Notification

×

Iklan

Iklan

Usai Liputan di Polda Bali, Jurnalis Dipersulit di Kapal Wicitra Dharma 3, KTP Ditahan

09/04/2026 | 01.06 WIB | Dibaca: 0 kali Last Updated 2026-04-08T18:06:44Z
    Bagikan

 

Surabaya Pos | BALI – Seorang jurnalis mengalami perlakuan tidak menyenangkan saat hendak melakukan perjalanan laut dari Pelabuhan Gilimanuk, Bali. Insiden tersebut melibatkan oknum petugas kapal Wicitra Dharma 3 yang berada di bawah naungan PT Dharma Lautan Utama, dengan dugaan penahanan identitas diri serta praktik pembayaran tiket yang tidak sesuai prosedur resmi perusahaan.


Peristiwa ini bermula ketika awak media usai melaksanakan kegiatan peliputan di Polda Bali. Setelah kegiatan tersebut, yang bersangkutan mengajukan permohonan pembuatan Surat Angkutan Bebas (SAB) kepada pihak terkait di Pelabuhan Gilimanuk. Permohonan tersebut dilayani oleh seorang supervisi ASDP bernama Suratno, yang kemudian membantu proses penerbitan SAB secara resmi.


Dengan berbekal dokumen lengkap, termasuk SAB dan surat SKPT yang telah diberikan oleh pihak ASDP Gilimanuk, awak media tersebut selanjutnya diperbolehkan masuk ke dalam kapal Wicitra Dharma 3.


Namun, setibanya di atas kapal, situasi berubah. Awak media tiba-tiba dipanggil oleh petugas ke bagian informasi. Petugas sempat menanyakan identitas dengan menyebut nama “Eko” kepada salah satu penumpang lain. Penumpang tersebut sempat membantah dan menjelaskan bahwa dirinya bukan orang yang dimaksud.

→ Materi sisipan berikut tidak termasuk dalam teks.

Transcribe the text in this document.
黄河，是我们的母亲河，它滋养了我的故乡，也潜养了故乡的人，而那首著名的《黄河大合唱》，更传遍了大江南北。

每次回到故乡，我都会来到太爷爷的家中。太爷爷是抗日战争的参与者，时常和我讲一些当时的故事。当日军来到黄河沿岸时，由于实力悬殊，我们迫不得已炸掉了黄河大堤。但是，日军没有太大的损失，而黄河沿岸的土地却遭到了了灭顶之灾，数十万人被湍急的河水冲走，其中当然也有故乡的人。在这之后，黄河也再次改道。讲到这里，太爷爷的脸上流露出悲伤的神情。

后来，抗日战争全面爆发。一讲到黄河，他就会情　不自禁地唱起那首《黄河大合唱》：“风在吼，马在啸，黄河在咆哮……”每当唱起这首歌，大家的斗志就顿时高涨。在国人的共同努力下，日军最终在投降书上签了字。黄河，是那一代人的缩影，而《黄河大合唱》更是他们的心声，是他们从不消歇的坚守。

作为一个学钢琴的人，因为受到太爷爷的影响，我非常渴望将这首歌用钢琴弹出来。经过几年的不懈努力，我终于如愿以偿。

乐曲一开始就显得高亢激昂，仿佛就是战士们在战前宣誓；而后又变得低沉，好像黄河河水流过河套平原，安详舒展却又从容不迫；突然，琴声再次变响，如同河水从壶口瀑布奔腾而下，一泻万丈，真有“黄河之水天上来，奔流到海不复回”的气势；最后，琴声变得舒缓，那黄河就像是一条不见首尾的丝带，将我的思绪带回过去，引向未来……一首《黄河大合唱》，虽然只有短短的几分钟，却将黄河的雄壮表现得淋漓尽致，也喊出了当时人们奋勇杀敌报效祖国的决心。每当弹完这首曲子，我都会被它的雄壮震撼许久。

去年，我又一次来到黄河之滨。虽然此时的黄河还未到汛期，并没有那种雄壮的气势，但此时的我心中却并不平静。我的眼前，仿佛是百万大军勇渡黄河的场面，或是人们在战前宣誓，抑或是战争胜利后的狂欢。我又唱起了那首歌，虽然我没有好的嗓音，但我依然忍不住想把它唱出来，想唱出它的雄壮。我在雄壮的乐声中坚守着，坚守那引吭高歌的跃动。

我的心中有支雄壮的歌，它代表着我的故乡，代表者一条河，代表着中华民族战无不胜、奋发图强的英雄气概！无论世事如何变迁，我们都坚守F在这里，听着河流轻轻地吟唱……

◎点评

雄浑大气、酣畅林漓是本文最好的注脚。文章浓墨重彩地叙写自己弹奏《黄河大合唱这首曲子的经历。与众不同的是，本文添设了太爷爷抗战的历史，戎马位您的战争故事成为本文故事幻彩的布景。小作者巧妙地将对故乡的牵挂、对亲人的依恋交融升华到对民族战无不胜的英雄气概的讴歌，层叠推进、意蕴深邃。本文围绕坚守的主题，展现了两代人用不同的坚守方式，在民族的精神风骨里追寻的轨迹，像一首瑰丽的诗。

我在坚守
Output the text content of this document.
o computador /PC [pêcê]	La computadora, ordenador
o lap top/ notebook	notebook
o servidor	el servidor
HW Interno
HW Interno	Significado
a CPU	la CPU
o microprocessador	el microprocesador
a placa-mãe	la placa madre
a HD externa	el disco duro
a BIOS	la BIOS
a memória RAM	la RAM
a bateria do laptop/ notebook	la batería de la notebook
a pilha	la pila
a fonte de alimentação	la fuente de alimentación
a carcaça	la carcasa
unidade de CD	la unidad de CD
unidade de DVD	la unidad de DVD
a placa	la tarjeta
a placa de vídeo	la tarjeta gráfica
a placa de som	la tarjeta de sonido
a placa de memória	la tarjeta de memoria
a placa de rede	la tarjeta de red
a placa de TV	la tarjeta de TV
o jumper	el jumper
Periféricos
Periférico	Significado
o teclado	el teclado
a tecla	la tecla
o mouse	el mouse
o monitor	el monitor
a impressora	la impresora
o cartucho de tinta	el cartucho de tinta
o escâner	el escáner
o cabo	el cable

Tak lama kemudian, jurnalis yang bersangkutan, Eko Andhika, datang dan mengonfirmasi bahwa dirinya adalah orang yang dimaksud. Namun, alih-alih mendapatkan penjelasan yang baik, ia justru mendapatkan perlakuan kurang profesional dari salah satu petugas yang diketahui bernama Rian.


Menurut keterangan korban, petugas tersebut berbicara dengan nada tinggi dan diduga tidak mencerminkan standar pelayanan yang seharusnya diterapkan sesuai SOP perusahaan pelayaran.


Situasi semakin memanas ketika petugas tersebut secara sepihak mengambil Kartu Tanda Penduduk (KTP) milik awak media sebagai “jaminan”. Padahal, seluruh dokumen perjalanan telah dinyatakan lengkap dan sah oleh pihak ASDP.


Tidak hanya itu, awak media juga mengaku diminta untuk membeli tiket ulang, meskipun telah mengantongi SAB resmi. Ia bahkan diminta membayar sejumlah uang sebesar Rp320.000, dengan rincian Rp220.000 diarahkan untuk ditransfer ke rekening pribadi Bank BNI dengan nomor 1348281998 atas nama Zulfikar Riantama.


Praktik ini menimbulkan tanda tanya besar, mengingat berdasarkan prosedur resmi, pembayaran tiket kapal laut milik PT Dharma Lautan Utama tidak pernah dilakukan melalui rekening pribadi, melainkan melalui sistem resmi perusahaan.


Hingga berita ini diturunkan, KTP milik jurnalis tersebut dikabarkan masih ditahan di Bali, dan yang bersangkutan merasa dirugikan baik secara materiil maupun imateriil.


Kasus ini pun memicu perhatian terkait dugaan pelanggaran SOP serta potensi penyalahgunaan wewenang oleh oknum petugas di lingkungan transportasi laut.


Diharapkan pihak manajemen PT Dharma Lautan Utama segera melakukan investigasi internal guna memberikan klarifikasi dan memastikan kejadian serupa tidak terulang di kemudian hari.


Selain itu, pihak terkait juga diharapkan dapat mengembalikan dokumen pribadi milik korban serta menindak tegas apabila terbukti terjadi pelanggaran oleh petugas di lapangan.


Kasus ini menjadi pengingat penting bagi seluruh penyedia layanan publik, khususnya di sektor transportasi, untuk tetap menjunjung tinggi profesionalitas, transparansi, dan pelayanan yang sesuai dengan standar operasional prosedur yang berlaku.